Hello!
By not keeping Maxthon up-to-date, they just make more work for themselves...
There's a new stable Chromium release every 4 weeks (& security refreshes every 2 weeks), which includes API changes, internal refactors, security fixes, rendering engine updates, V8 JavaScript engine changes & build system changes.
If a browser skips multiple milestones, they’re skipping tens of thousands of commits, hundreds of API changes, dozens of subsystem rewrites, making merging much more of an effort.
Merge conflicts grow non‑linearly: when a browser maintains custom patches (UI, adblocker, sync, sidebar, etc.), each Chromium update requires reapplying those patches...
If you update every 4 weeks, it means small conflicts, predictable work
Every 6-12 months, means massive conflicts, broken features, patches that no longer apply, & sometimes entire subsystems rewritten upstream.
Maxthon doesn't even bother with yearly upgrades!
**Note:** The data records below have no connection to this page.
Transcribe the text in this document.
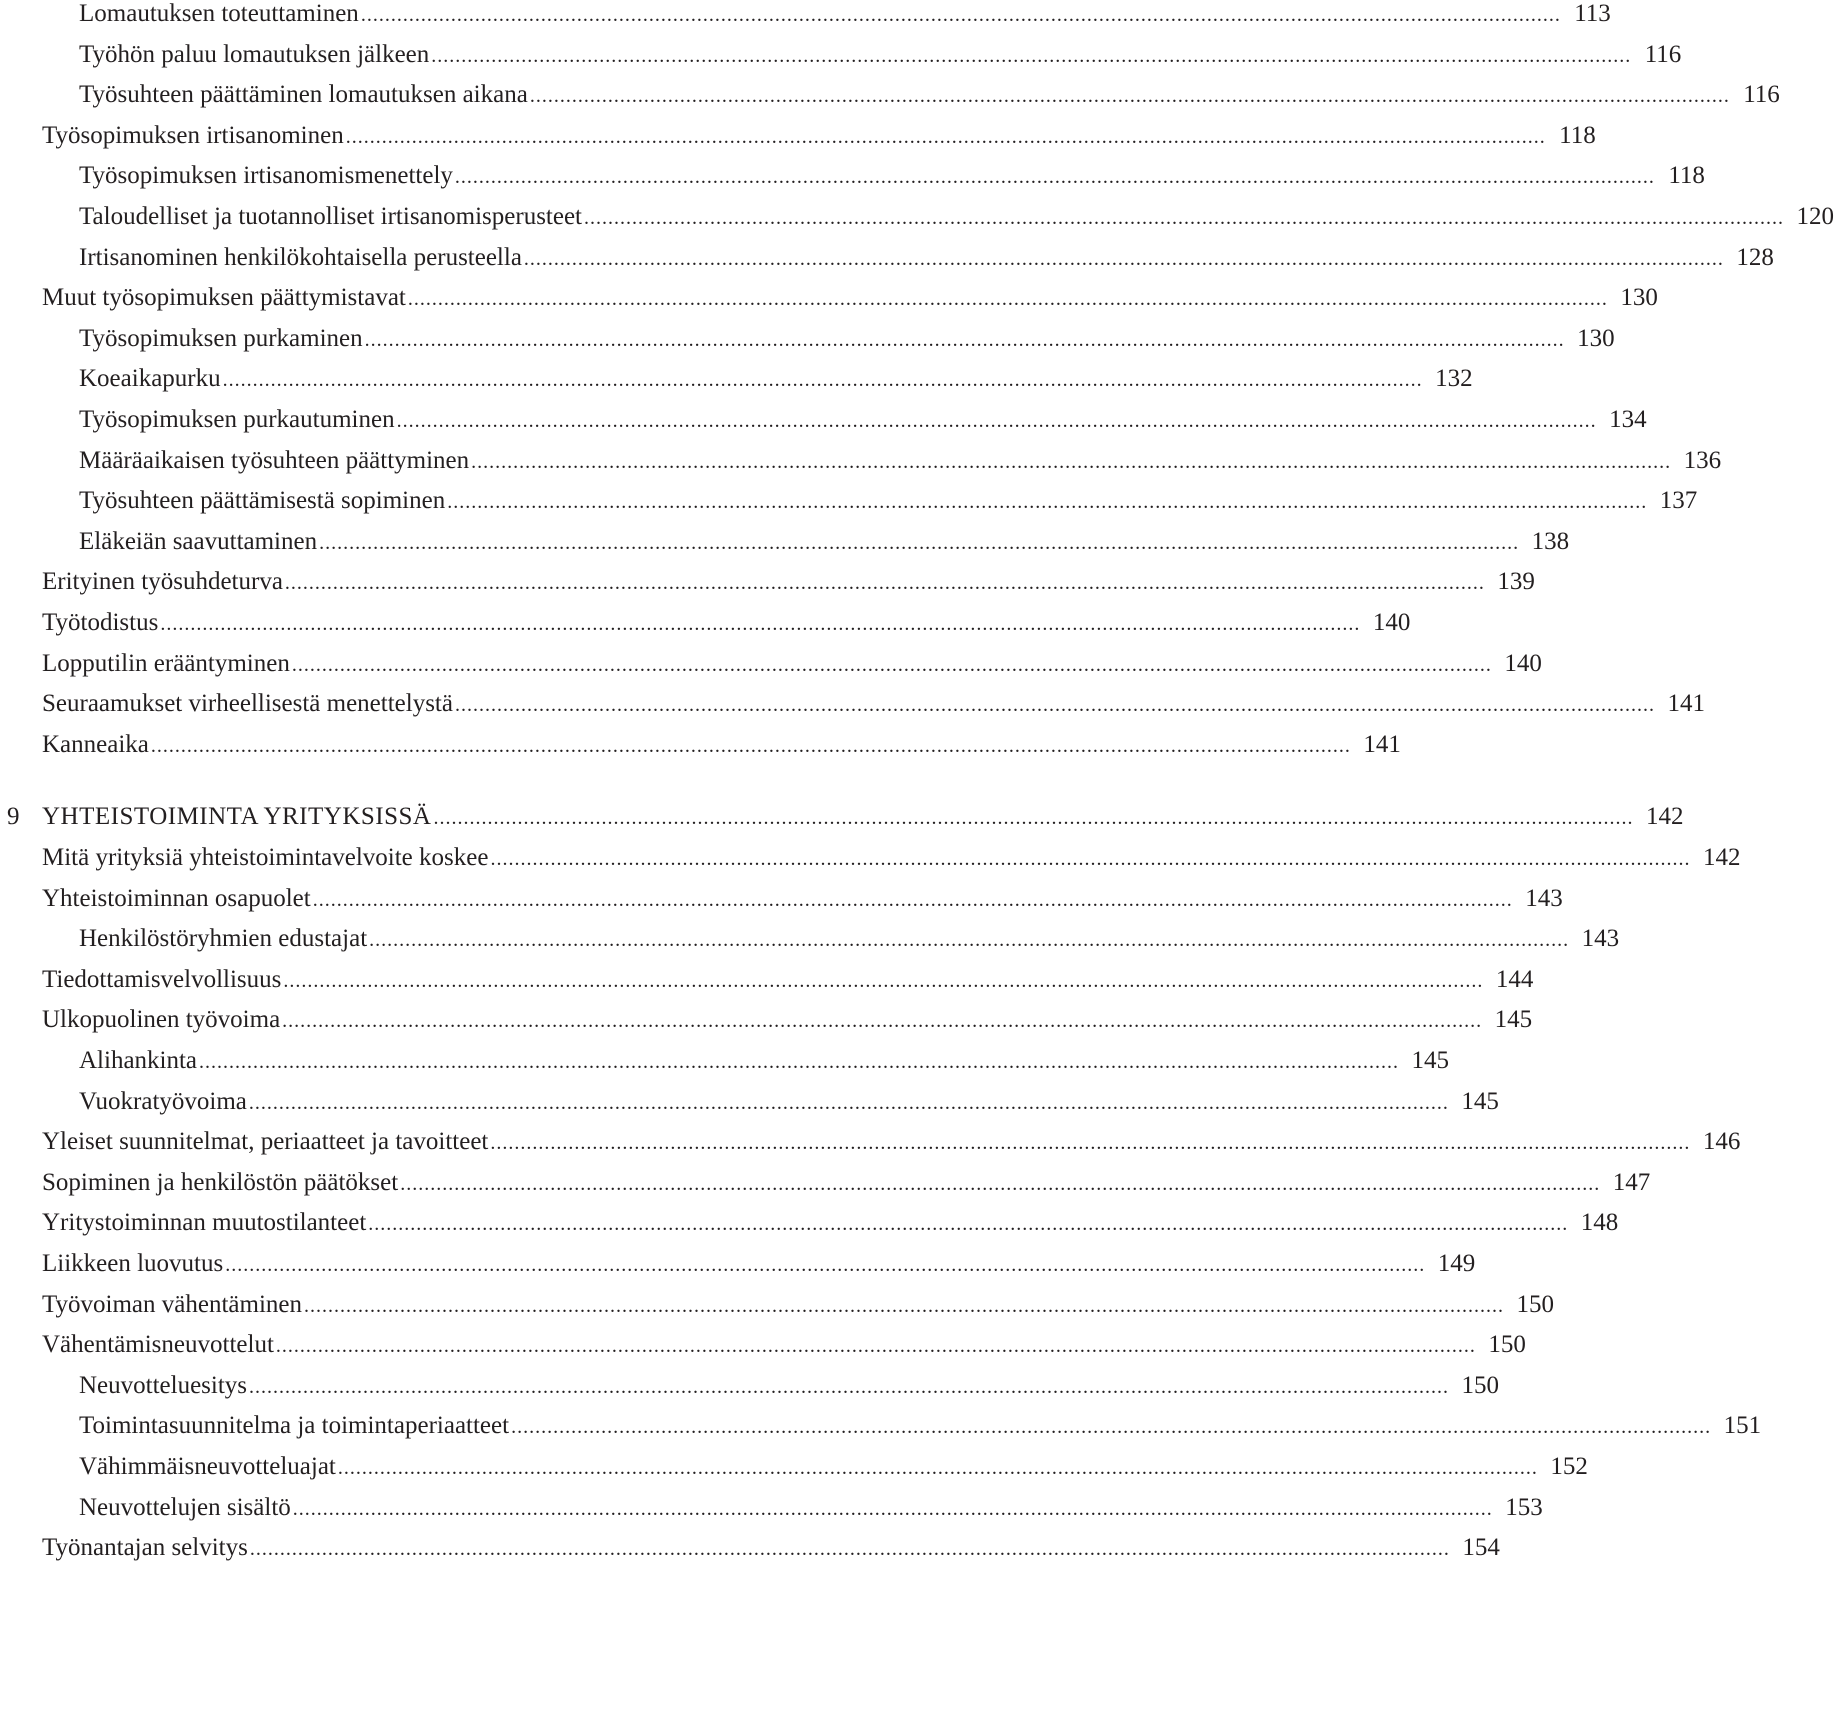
Lomautuksen toteuttaminen ........................................................................................................................................................................................................ 113
Työhön paluu lomautuksen jälkeen ........................................................................................................................................................................................................ 116
Työsuhteen päättäminen lomautuksen aikana ........................................................................................................................................................................................................ 116
Työsopimuksen irtisanominen ........................................................................................................................................................................................................ 118
Työsopimuksen irtisanomismenettely ........................................................................................................................................................................................................ 118
Taloudelliset ja tuotannolliset irtisanomisperusteet ........................................................................................................................................................................................................ 120
Irtisanominen henkilökohtaisella perusteella ........................................................................................................................................................................................................ 128
Muut työsopimuksen päättymistavat ........................................................................................................................................................................................................ 130
Työsopimuksen purkaminen ........................................................................................................................................................................................................ 130
Koeaikapurku ........................................................................................................................................................................................................ 132
Työsopimuksen purkautuminen ........................................................................................................................................................................................................ 134
Määräaikaisen työsuhteen päättyminen ........................................................................................................................................................................................................ 136
Työsuhteen päättämisestä sopiminen ........................................................................................................................................................................................................ 137
Eläkeiän saavuttaminen ........................................................................................................................................................................................................ 138
Erityinen työsuhdeturva ........................................................................................................................................................................................................ 139
Työtodistus ........................................................................................................................................................................................................ 140
Lopputilin erääntyminen ........................................................................................................................................................................................................ 140
Seuraamukset virheellisestä menettelystä ........................................................................................................................................................................................................ 141
Kanneaika ........................................................................................................................................................................................................ 141
9 YHTEISTOIMINTA YRITYKSISSÄ ........................................................................................................................................................................................................ 142
Mitä yrityksiä yhteistoimintavelvoite koskee ........................................................................................................................................................................................................ 142
Yhteistoiminnan osapuolet ........................................................................................................................................................................................................ 143
Henkilöstöryhmien edustajat ........................................................................................................................................................................................................ 143
Tiedottamisvelvollisuus ........................................................................................................................................................................................................ 144
Ulkopuolinen työvoima ........................................................................................................................................................................................................ 145
Alihankinta ........................................................................................................................................................................................................ 145
Vuokratyövoima ........................................................................................................................................................................................................ 145
Yleiset suunnitelmat, periaatteet ja tavoitteet ........................................................................................................................................................................................................ 146
Sopiminen ja henkilöstön päätökset ........................................................................................................................................................................................................ 147
Yritystoiminnan muutostilanteet ........................................................................................................................................................................................................ 148
Liikkeen luovutus ........................................................................................................................................................................................................ 149
Työvoiman vähentäminen ........................................................................................................................................................................................................ 150
Vähentämisneuvottelut ........................................................................................................................................................................................................ 150
Neuvotteluesitys ........................................................................................................................................................................................................ 150
Toimintasuunnitelma ja toimintaperiaatteet ........................................................................................................................................................................................................ 151
Vähimmäisneuvotteluajat ........................................................................................................................................................................................................ 152
Neuvottelujen sisältö ........................................................................................................................................................................................................ 153
Työnantajan selvitys ........................................................................................................................................................................................................ 154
Browsers like Opera, Vivaldi, Brave & Edge update within days of Chromium so it keeps the rebase small.
Being so far behind also means security fixes become harder to backport (Chromium ships dozens of security fixes per milestone)...
This means they must backport fixes manually (we all know they don't bother with that at all!).
Some security fixes depend on newer architecture & cannot be backported cleanly, so the patch gap grows, increasing user risk!
Google explicitly warns that backporting complex fixes is often not viable & recommends staying on the stable branch for security reasons.
The longer they wait, the more upstream assumptions break...
Chromium regularly removes: deprecated APIs, old rendering paths, legacy flags & obsolete build configurations.
When a browser is far behind, its custom code may rely on APIs that no longer exist, so updating then requires: rewriting integrations, replacing removed APIs, rebuilding UI hooks, reworking extension systems & fixing broken features.
By not updating close to Chromium’s release cycle, Maxthon guarantees: larger merges, more conflicts, more broken features, more time spent fixing upstream changes, more difficulty applying security patches & more regressions for users.
Browsers that update quickly (Opera, Vivaldi, Brave & Edge) do so because it reduces engineering cost, not increase it!